L’article 7.3 (Licences, qualifications et participation) indique en effet dans son alinéa 1 que « les clubs peuvent faire figurer 16 joueurs sur la feuille de match jusqu’au 8ème tour inclus, et 18 joueurs à compter des 32èmes de finale. Les joueurs débutant la rencontre doivent être numérotés de 1 à 11 et les remplaçants de 12 à 16 jusqu’au 8ème tour inclus, et de 12 à 18 à compter des 32èmes de finale. » La Ligue de Guadeloupe a donc donné match perdu à l’US Rosienne en première instance puis en appel.
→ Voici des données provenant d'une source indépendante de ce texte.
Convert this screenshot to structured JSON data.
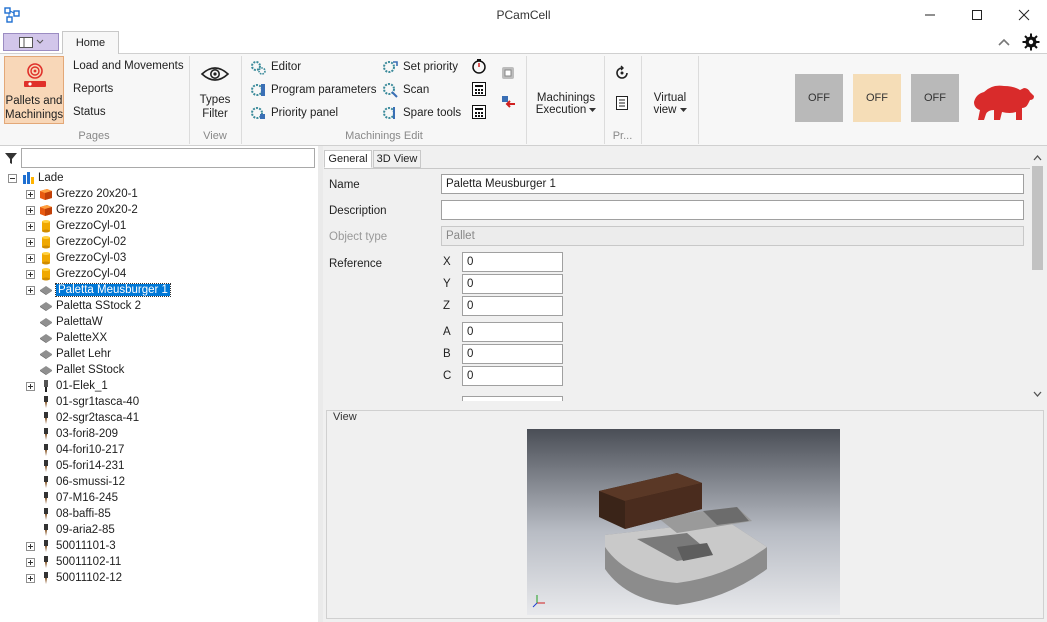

Des jurisprudences qui infirment le règlement !

Mais Henri Yacou ne compte pas en rester là. « Rien n’est indiqué dans le règlement concernant les sanctions qui découlent du non-respect de cet article, précise le président de l’US Sainte-Rosienne. Je vais donc porter ce dossier devant le CNOSF (Comité National Olympique et Sportif Français) puis s’il le faut devant le tribunal administratif. Pour le club, le préjudice financier peut être important ! » Et le dirigeant guadeloupéen n’a peut-être pas tort. Il s’avère en effet que le club de Cactus Saint-Anne aurait dû porter une réserve d’avant-match et non à l’issue de celui-ci. Plusieurs jurisprudences existent dans de précédents procès-verbaux de la commission Règlements et contentieux de la FFF.
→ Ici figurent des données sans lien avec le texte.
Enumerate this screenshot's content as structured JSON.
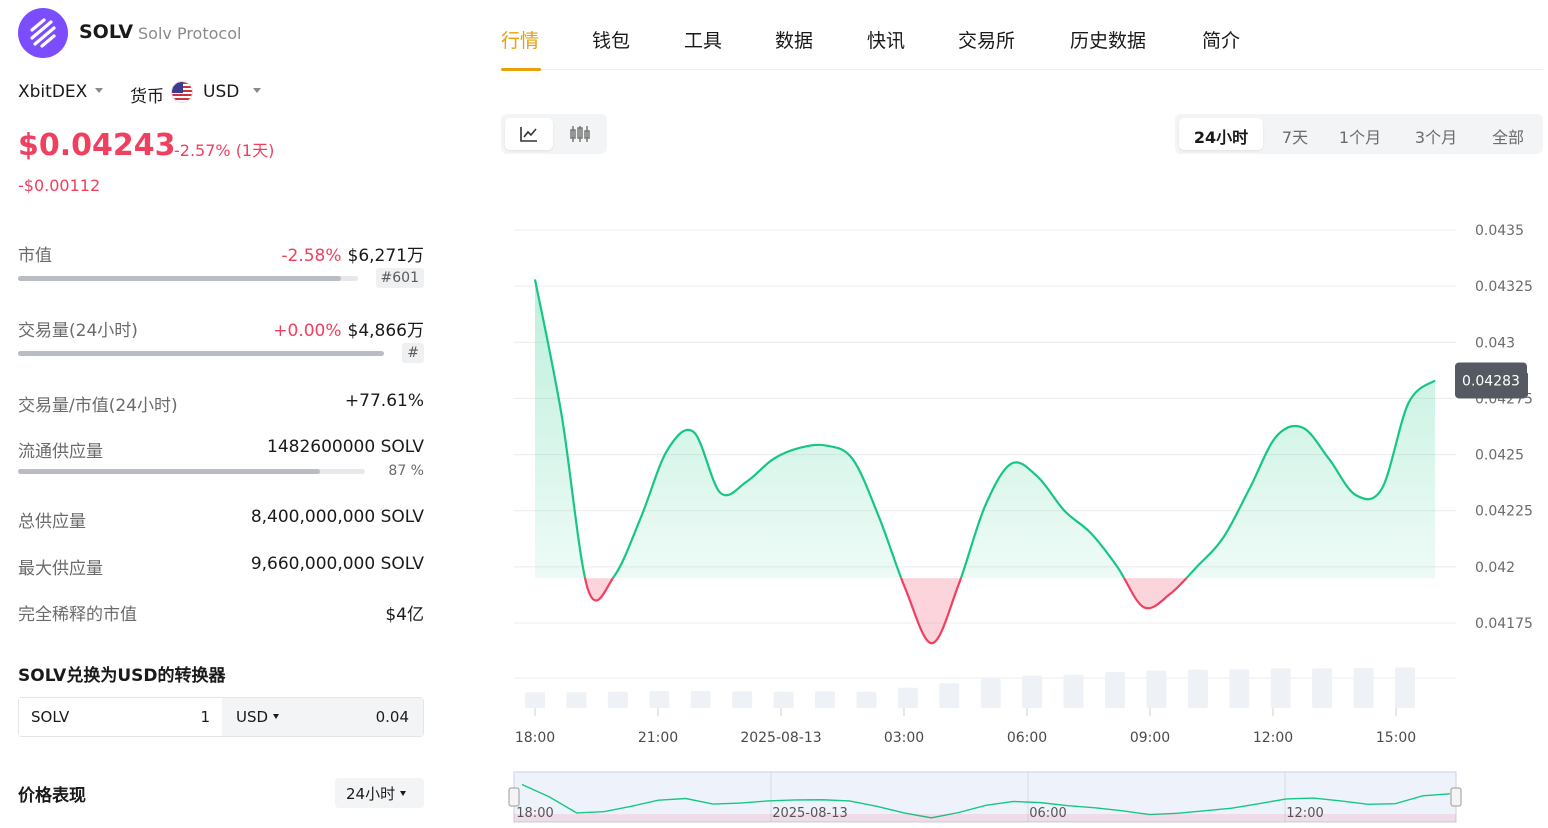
{
  "coin": {
    "symbol": "SOLV",
    "name": "Solv Protocol",
    "logo_color": "#7c4dff",
    "logo_icon": "solv-logo-icon"
  },
  "selectors": {
    "exchange": "XbitDEX",
    "currency_label": "货币",
    "currency_flag": "us-flag-icon",
    "currency": "USD"
  },
  "price": {
    "current": "$0.04243",
    "change_pct": "-2.57% (1天)",
    "change_abs": "-$0.00112",
    "negative_color": "#f03f5f",
    "positive_color": "#16c784"
  },
  "stats": {
    "market_cap": {
      "label": "市值",
      "change": "-2.58%",
      "value": "$6,271万",
      "rank": "#601",
      "bar_fraction": 0.95
    },
    "volume": {
      "label": "交易量(24小时)",
      "change": "+0.00%",
      "value": "$4,866万",
      "rank": "#",
      "bar_fraction": 1.0
    },
    "vol_mcap": {
      "label": "交易量/市值(24小时)",
      "value": "+77.61%"
    },
    "circulating": {
      "label": "流通供应量",
      "value": "1482600000 SOLV",
      "pct": "87 %",
      "bar_fraction": 0.87
    },
    "total_supply": {
      "label": "总供应量",
      "value": "8,400,000,000 SOLV"
    },
    "max_supply": {
      "label": "最大供应量",
      "value": "9,660,000,000 SOLV"
    },
    "fdv": {
      "label": "完全稀释的市值",
      "value": "$4亿"
    }
  },
  "converter": {
    "title": "SOLV兑换为USD的转换器",
    "from_symbol": "SOLV",
    "from_amount": "1",
    "to_currency": "USD",
    "to_amount": "0.04"
  },
  "performance": {
    "title": "价格表现",
    "period": "24小时"
  },
  "nav": {
    "tabs": [
      "行情",
      "钱包",
      "工具",
      "数据",
      "快讯",
      "交易所",
      "历史数据",
      "简介"
    ],
    "active_index": 0,
    "active_color": "#e6a10b"
  },
  "chart_controls": {
    "types": [
      "line-chart-icon",
      "candlestick-icon"
    ],
    "active_type": 0,
    "ranges": [
      "24小时",
      "7天",
      "1个月",
      "3个月",
      "全部"
    ],
    "active_range": 0
  },
  "chart_data": {
    "type": "area",
    "series": [
      {
        "values": [
          0.04328,
          0.04268,
          0.0419,
          0.04196,
          0.04222,
          0.04252,
          0.0426,
          0.04233,
          0.04238,
          0.04248,
          0.04253,
          0.04254,
          0.04248,
          0.04222,
          0.0419,
          0.04166,
          0.04192,
          0.04227,
          0.04246,
          0.0424,
          0.04225,
          0.04215,
          0.042,
          0.04182,
          0.04188,
          0.042,
          0.04213,
          0.04235,
          0.04258,
          0.04262,
          0.04248,
          0.04232,
          0.04235,
          0.04273,
          0.04283
        ]
      }
    ],
    "baseline": 0.04195,
    "current_value_label": "0.04283",
    "y_ticks": [
      "0.0435",
      "0.04325",
      "0.043",
      "0.04275",
      "0.0425",
      "0.04225",
      "0.042",
      "0.04175"
    ],
    "ylim": [
      0.04175,
      0.0435
    ],
    "x_ticks": [
      "18:00",
      "21:00",
      "2025-08-13",
      "03:00",
      "06:00",
      "09:00",
      "12:00",
      "15:00"
    ],
    "volume": [
      0.35,
      0.35,
      0.36,
      0.38,
      0.38,
      0.37,
      0.36,
      0.37,
      0.36,
      0.45,
      0.55,
      0.65,
      0.72,
      0.74,
      0.8,
      0.83,
      0.85,
      0.86,
      0.88,
      0.88,
      0.89,
      0.9
    ],
    "navigator_ticks": [
      "18:00",
      "2025-08-13",
      "06:00",
      "12:00"
    ],
    "up_color": "#16c784",
    "down_color": "#f03f5f",
    "grid": true
  }
}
Le 8 juillet 2015, l’Avenir Sainte-Rosien a été débouté contre Alliance FC sur un joueur qui ne portait pas le bon numéro au coup d’envoi : « Considérant que le fait pour un club de commettre une erreur sur le numéro de maillot d’un joueur ne fait pas partie des infractions permettant de remettre en cause le résultat d’une rencontre ». Plus récemment, lors des trente-deuxièmes de finale de la coupe de France en janvier 2017, le Grenoble Foot 38 avait formulé une réclamation après son match contre Fréjus Saint-Raphaël au motif qu’un joueur était entré en jeu avec un mauvais numéro de maillot. La réponse de la FFF a été exactement la même.

Concrètement, l’instance fédérale est consciente qu’un numéro de maillot ne change en rien le résultat d’une rencontre même si son règlement indique le contraire. Il serait peut-être temps de toiletter quelques textes pour éviter ce genre de dossier qui ne respecte en rien la logique sportive. CQFD.